MOSCOW -- Riot police beat and detained protesters as thousands defied an official ban and attempted to stage a rally Saturday against President Vladimir Putin's government, which opponents accuse of rolling back freedoms Russians have enjoyed since the end of Soviet communism.
A similar march planned for Sunday in St. Petersburg has also been banned by authorities.A coalition of opposition groups organized the "Dissenters March" to protest the economic and social policies of President Vladimir Putin as well as a series of Kremlin actions that critics say has stripped Russians of many political rights.
Thousands of police officers massed to keep the demonstrators off Pushkin Square, beating some protesters and detaining many others, including Garry Kasparov, the former world chess champion who has emerged as the most prominent leader of the opposition alliance.
Police said 170 people had been detained but a Kasparov aide, Marina Litvinovich, said as many as 600 people were detained -- although she said about half were released quickly.
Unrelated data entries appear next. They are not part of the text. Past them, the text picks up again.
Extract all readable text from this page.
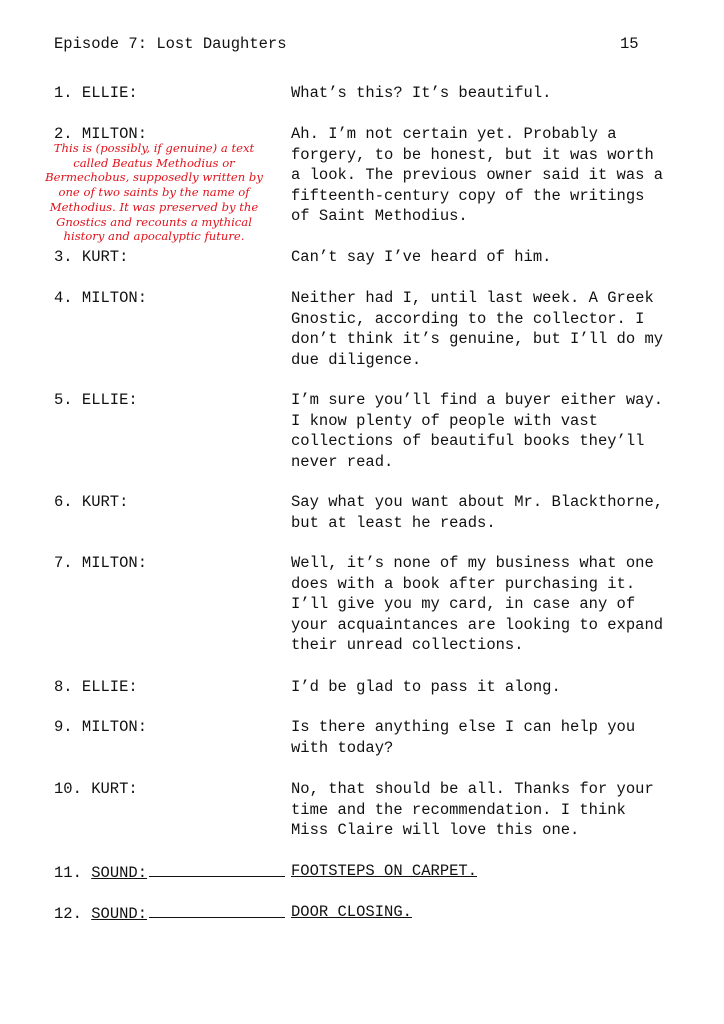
Episode 7: Lost Daughters	15
1. ELLIE:	What’s this? It’s beautiful.
2. MILTON:	Ah. I’m not certain yet. Probably a
forgery, to be honest, but it was worth
a look. The previous owner said it was a
fifteenth-century copy of the writings
of Saint Methodius.
This is (possibly, if genuine) a text
called Beatus Methodius or
Bermechobus, supposedly written by
one of two saints by the name of
Methodius. It was preserved by the
Gnostics and recounts a mythical
history and apocalyptic future.
3. KURT:	Can’t say I’ve heard of him.
4. MILTON:	Neither had I, until last week. A Greek
Gnostic, according to the collector. I
don’t think it’s genuine, but I’ll do my
due diligence.
5. ELLIE:	I’m sure you’ll find a buyer either way.
I know plenty of people with vast
collections of beautiful books they’ll
never read.
6. KURT:	Say what you want about Mr. Blackthorne,
but at least he reads.
7. MILTON:	Well, it’s none of my business what one
does with a book after purchasing it.
I’ll give you my card, in case any of
your acquaintances are looking to expand
their unread collections.
8. ELLIE:	I’d be glad to pass it along.
9. MILTON:	Is there anything else I can help you
with today?
10. KURT:	No, that should be all. Thanks for your
time and the recommendation. I think
Miss Claire will love this one.
11. SOUND:	FOOTSTEPS ON CARPET.
12. SOUND:	DOOR CLOSING.
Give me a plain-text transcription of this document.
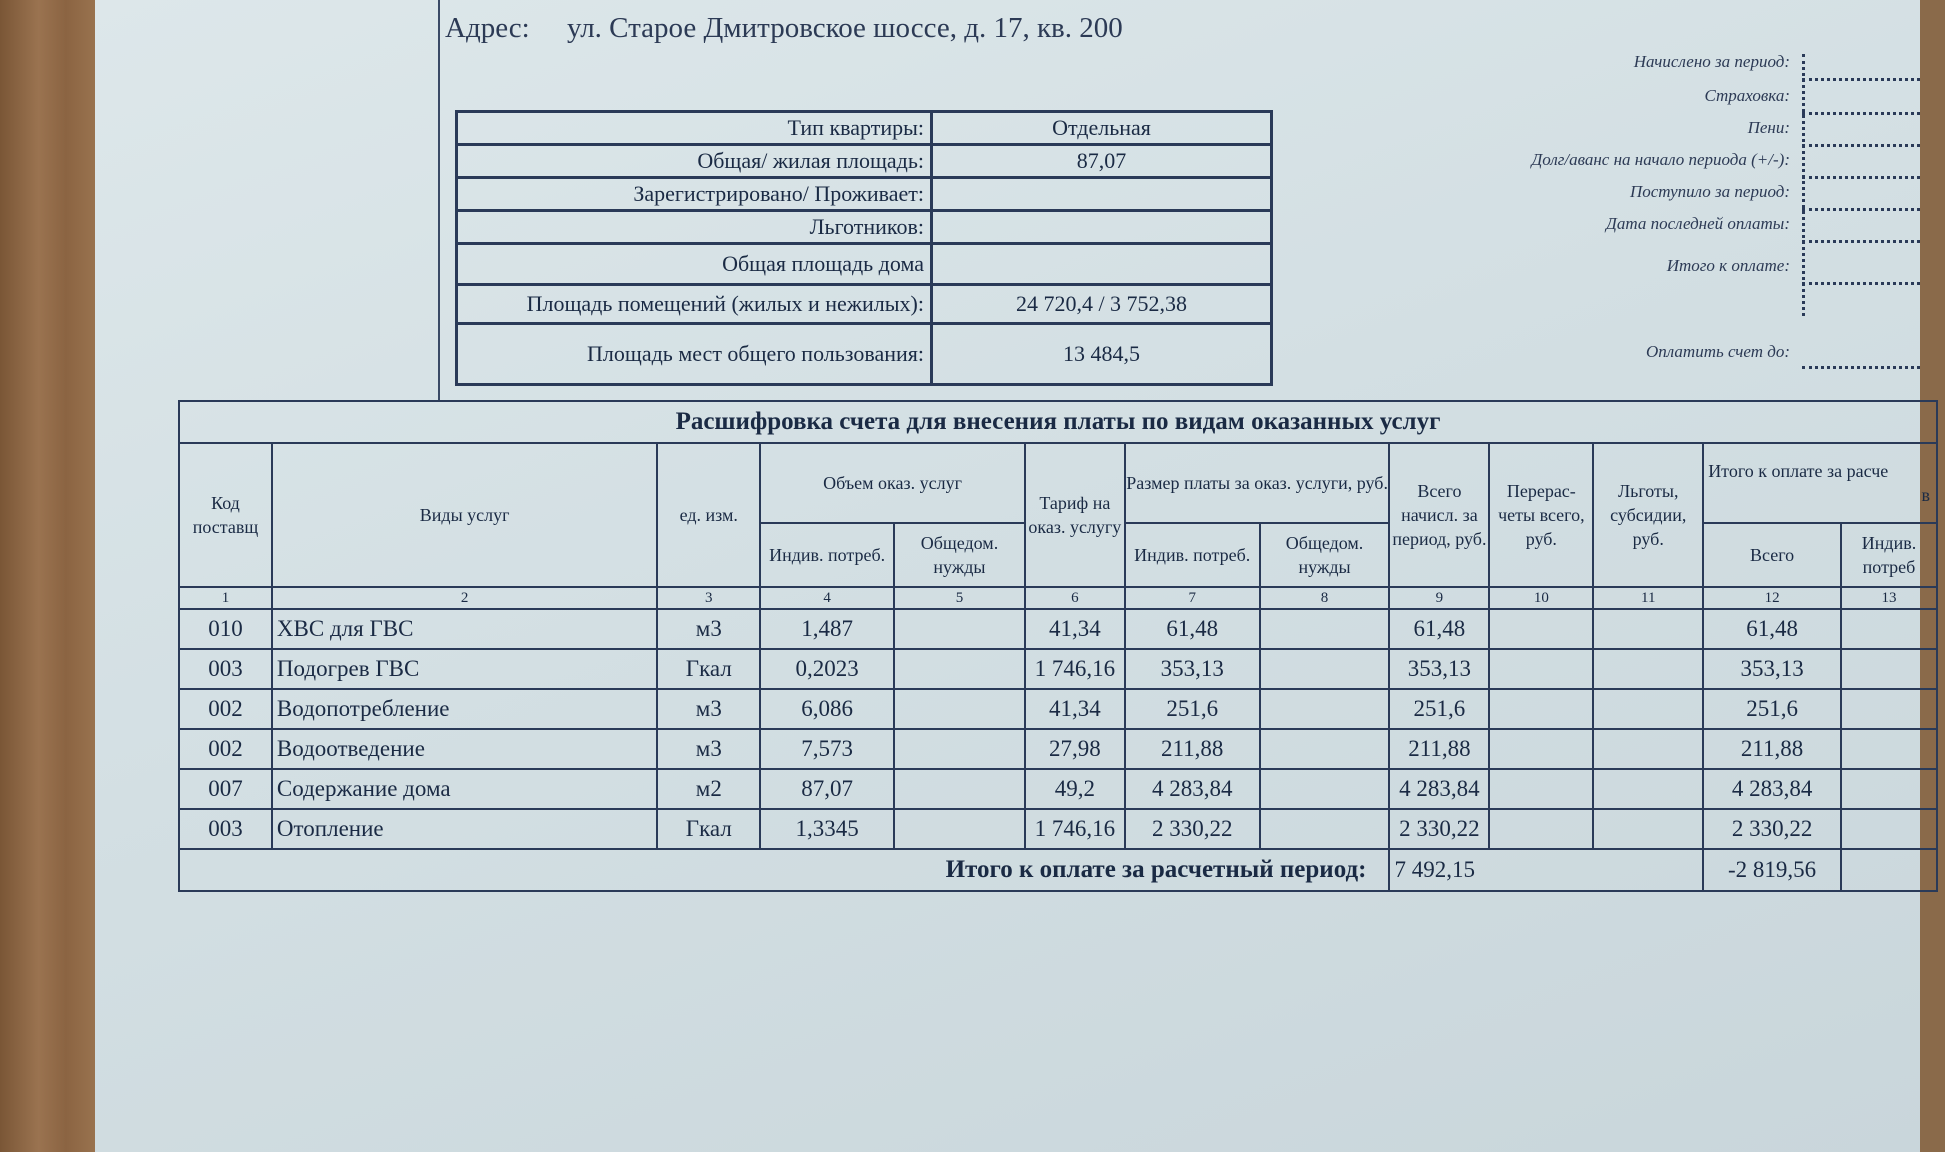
Адрес: ул. Старое Дмитровское шоссе, д. 17, кв. 200
Тип квартиры:	Отдельная
Общая/ жилая площадь:	87,07
Зарегистрировано/ Проживает:	
Льготников:	
Общая площадь дома	
Площадь помещений (жилых и нежилых):	24 720,4 / 3 752,38
Площадь мест общего пользования:	13 484,5
Начислено за период:
Страховка:
Пени:
Долг/аванс на начало периода (+/-):
Поступило за период:
Дата последней оплаты:
Итого к оплате:
Оплатить счет до:
Расшифровка счета для внесения платы по видам оказанных услуг												
Код поставщ	Виды услуг	ед. изм.	Объем оказ. услуг		Тариф на оказ. услугу	Размер платы за оказ. услуги, руб.		Всего начисл. за период, руб.	Перерас-четы всего, руб.	Льготы, субсидии, руб.	Итого к оплате за расче
в	

			Индив. потреб.	Общедом. нужды		Индив. потреб.	Общедом. нужды				Всего	Индив. потреб
1	2	3	4	5	6	7	8	9	10	11	12	13
010	ХВС для ГВС	м3	1,487		41,34	61,48		61,48			61,48	
003	Подогрев ГВС	Гкал	0,2023		1 746,16	353,13		353,13			353,13	
002	Водопотребление	м3	6,086		41,34	251,6		251,6			251,6	
002	Водоотведение	м3	7,573		27,98	211,88		211,88			211,88	
007	Содержание дома	м2	87,07		49,2	4 283,84		4 283,84			4 283,84	
003	Отопление	Гкал	1,3345		1 746,16	2 330,22		2 330,22			2 330,22	
Итого к оплате за расчетный период:								7 492,15			-2 819,56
Kasparov, whom witnesses said was seized as he tried to lead a small group of demonstrators through lines of police ringing Pushkin Square, was freed late Saturday after he was fined $38 for participating in the rally.
"It is no longer a country ... where the government tries to pretend it is playing by the letter and spirit of the law," Kasparov said outside the court building.
"We now stand somewhere between Belarus and Zimbabwe," two dictatorships that have cracked down on opposition, he said.
It was the fourth time in recent months that anti-Putin demonstrations -- all called Dissenters Marches -- have been broken up with force or smothered by a huge police presence. Earlier protests were thwarted in Moscow, St. Petersburg and Nizhny Novgorod.
In a speech at Pushkin Square, Mikhail Kasyanov, Putin's first prime minister but now a leading opponent, denounced the arrests and beatings.
"Everyone should ask the question: What is happening with our authorities -- are they still sane, or have they gone mad?" he said, as the crowd chanted "Shame on the government."
Moscow Mayor Yuri Luzhkov, who observed the march, said authorities were seeking only to maintain order, not to interfere with the exercising of political rights.
"We live in a democratic country, a free country, and we give the possibility to everybody to express their agreement or disagreement," he said, in remarks carried on Russia's Channel 1 television.